I also noticed I had to push further down on the handlebars to get a good lift when turning the JD 220E. Here again, if I had started with a JD220E it might not have been noticeable, but coming from a GM1000 I had to be more conscious of my lifts so I didn't drag the rear roller of the cutting unit. It would gouge the turf if I wasn't careful.

One thing I really like about the JD walk mowers is the Honda engines. They just provide a high level of familiarity/comfort that I didn't get with the Kawasaki FE120 on my GM1000 or even the Subaru on the GM1600 I have now. This is one area where I would probably give a leg up to the JD 260SL. The current production Toro Greensmasters are using Honda engines, but it could be a few years before we start seeing them on the secondary market.

Another noticeable difference between the Toro and the JD mowers is the operator presence bail.
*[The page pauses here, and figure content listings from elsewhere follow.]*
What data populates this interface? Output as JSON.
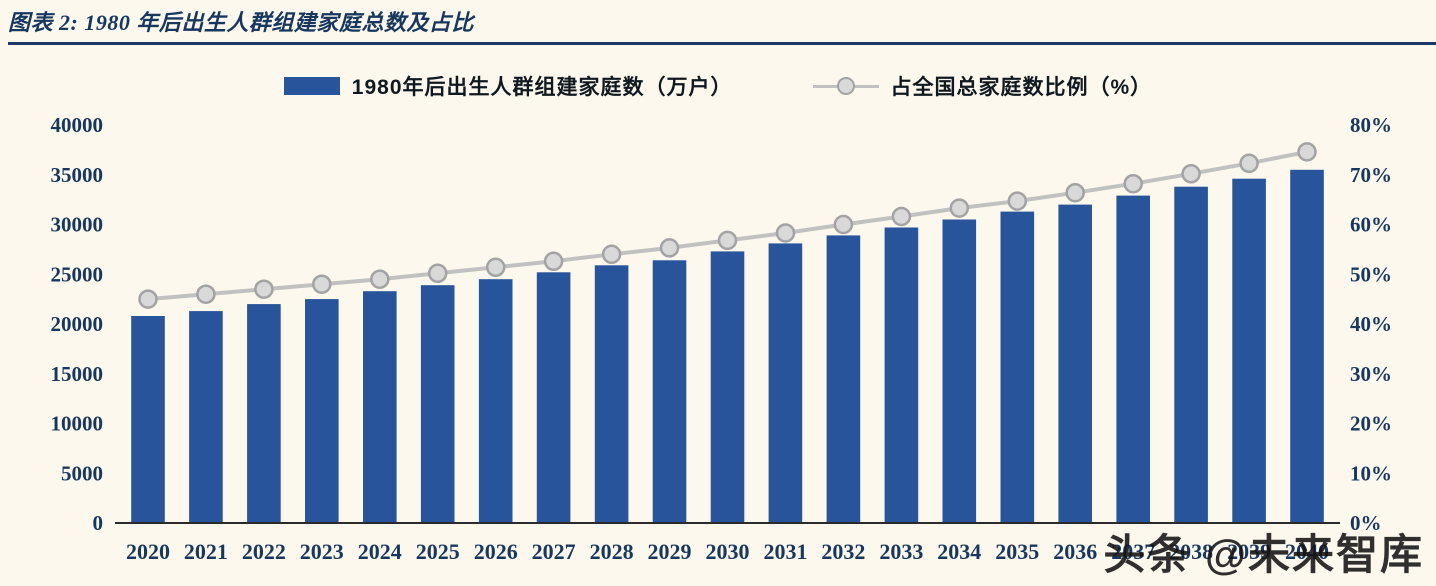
{
  "title": "图表 2: 1980 年后出生人群组建家庭总数及占比",
  "legend": {
    "bar_label": "1980年后出生人群组建家庭数（万户）",
    "line_label": "占全国总家庭数比例（%）"
  },
  "watermark": "头条 @未来智库",
  "colors": {
    "background": "#FCF8EE",
    "bar": "#27549B",
    "line": "#C1C1C1",
    "marker_fill": "#D9D9D9",
    "marker_stroke": "#A3A3A3",
    "title": "#17375E",
    "rule": "#1F3864",
    "axis_text": "#17375E",
    "axis_line": "#2B2B2B",
    "legend_text": "#101820"
  },
  "chart_data": {
    "type": "combo",
    "title": "1980 年后出生人群组建家庭总数及占比",
    "categories": [
      "2020",
      "2021",
      "2022",
      "2023",
      "2024",
      "2025",
      "2026",
      "2027",
      "2028",
      "2029",
      "2030",
      "2031",
      "2032",
      "2033",
      "2034",
      "2035",
      "2036",
      "2037",
      "2038",
      "2039",
      "2040"
    ],
    "series": [
      {
        "name": "1980年后出生人群组建家庭数（万户）",
        "type": "bar",
        "axis": "left",
        "color": "#27549B",
        "values": [
          20800,
          21300,
          22000,
          22500,
          23300,
          23900,
          24500,
          25200,
          25900,
          26400,
          27300,
          28100,
          28900,
          29700,
          30500,
          31300,
          32000,
          32900,
          33800,
          34600,
          35500
        ]
      },
      {
        "name": "占全国总家庭数比例（%）",
        "type": "line",
        "axis": "right",
        "color": "#C1C1C1",
        "values": [
          45.0,
          46.0,
          47.0,
          48.0,
          49.0,
          50.2,
          51.4,
          52.6,
          54.0,
          55.3,
          56.8,
          58.3,
          60.0,
          61.6,
          63.3,
          64.7,
          66.4,
          68.2,
          70.2,
          72.3,
          74.6
        ]
      }
    ],
    "left_axis": {
      "min": 0,
      "max": 40000,
      "step": 5000
    },
    "right_axis": {
      "min": 0,
      "max": 80,
      "step": 10,
      "suffix": "%"
    },
    "grid": false,
    "legend_position": "top"
  }
}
Being more familiar with the Toro machines that do not have one, I really wasn't crazy about it. But you would get used to it.

Replacement parts. Beyond just the normal wear items you can order from R&R for most greens mowers, I would probably give the ease of access to OEM replacement parts to Deere, at least where I live. I prefer the online parts diagrams that JD has, and I would say it has generally been an easier experience for me to find the Deere parts I need both locally and online. Professional Turf Products is the Toro golf dealer for my region and their nearest location is about 2 hours away. My local JD dealer (P&K) is not a golf dealer, but they have a branch in Stillwater that is. It's not a greens mower, but most recently I did some general maintenance tasks on my JD 8800 TerrainCut and I was able to order the vast majority of the parts I needed online.

As @MrMeaner mentioned, as the season progressed and the bermuda got really thick, I did notice more floating/bobbing with the JD220E. Verticutting solved the problem, but it got to the point where it almost felt slippery underneath the mower - like the mower almost didn't want to track straight. I experienced the same sensation with the Swardman.

The Swardman mowers are hard to compare to a greens mower. They're just different. I wouldn't say anything particularly bad about them because I think they definitely have a place in the market, but I personally wouldn't trade my GM1600 for one. I just wouldn't. There is just not enough I dislike about my GM1600 to go that direction.

Hope this helps.


----------



## RangersFC (Jul 29, 2019)

Thanks Ware! That was very helpful. Love this forum - makes it so much easier to get information.


----------



## Jimefam (Jun 22, 2018)

MasterMech said:


> Jimefam said:
> 
> 
> > I am very curious on the replies you get. I have wanted for a while to see what differences there are between the brands and why its seems the JDs and toros outnumber the jacobsens 10:1. Have a Jacobsen 526 but its bulky for what ive got and thinking a 22" or even 18" might be better for me so lets see what the pros say.
> ...


Yup I would love to try out a smaller machine although it's probably like you say not enough of a change to warrant swapping my 526a which has always been flawless operationally speaking. The main annoyance that i have is because of the shape of my front yard i end up doing a bunch of short runs with tightish turns and i notice it leaves minor marks where I'm turning it around and dragging the machine a bit to get it lined up for the next stripe. Maybe instead of buying another mower I should use the money to get rid of this stupid island in the front and open things up. Would you say quality of cut is very comparable among all three brands?


----------



## Jimefam (Jun 22, 2018)

RangersFC said:


> MasterMech said:
> 
> 
> > Wow, we are covering a lot of bases here!
> ...


I think it was on the swardman group on FB where i saw someone mention putting in a few bricks in the grass catcher to keep the machine pinned down. Maybe you might want to give that a try?


----------



## MasterMech (Sep 24, 2017)

I really need to do a video of me running the Jake with InCommand controls (Centrifugal clutch control). Especially now that I have a fence to contend with, I don't think I'd want to contend with the clutch levers.

@Jimefam I'd be hesitant to pull that island just because I like the look, maybe sans tree. QoC is indistinguishable to the eye among all properly cutting Greensmowers. Jake probably has the best overall geometry, while Toro is the most tunable with their different bedbars. At the heights we're all cutting at, it doesn't make any appreciable difference what color the mower is. The setup matters more so I'd be more concerned that i could get 7/8 blade reels, heavy grooved rollers and clip kits for any machine I was considering purchasing. The bragging rights for QoC as far as greensmowers are concerned are determined under a turf prism and perhaps a stimp meter. They have little to do with appearance and more to do with how far and how predictably a golf ball will roll on the playing surface.


----------



## Pamboys09 (Apr 16, 2019)

My neighbor have a JohnDeere 220 and we usually compare the cut of our greensmower (i have toro1600)

Just to summarize, he offer me money for it. And it ends our conversation about it.

Im not saying 1600 is better. But me personally i would pick 1600. The reason? I dont know, i just like it. (Sorry i cant find a specific reason why i pick 1600 even with the updated 220e)


----------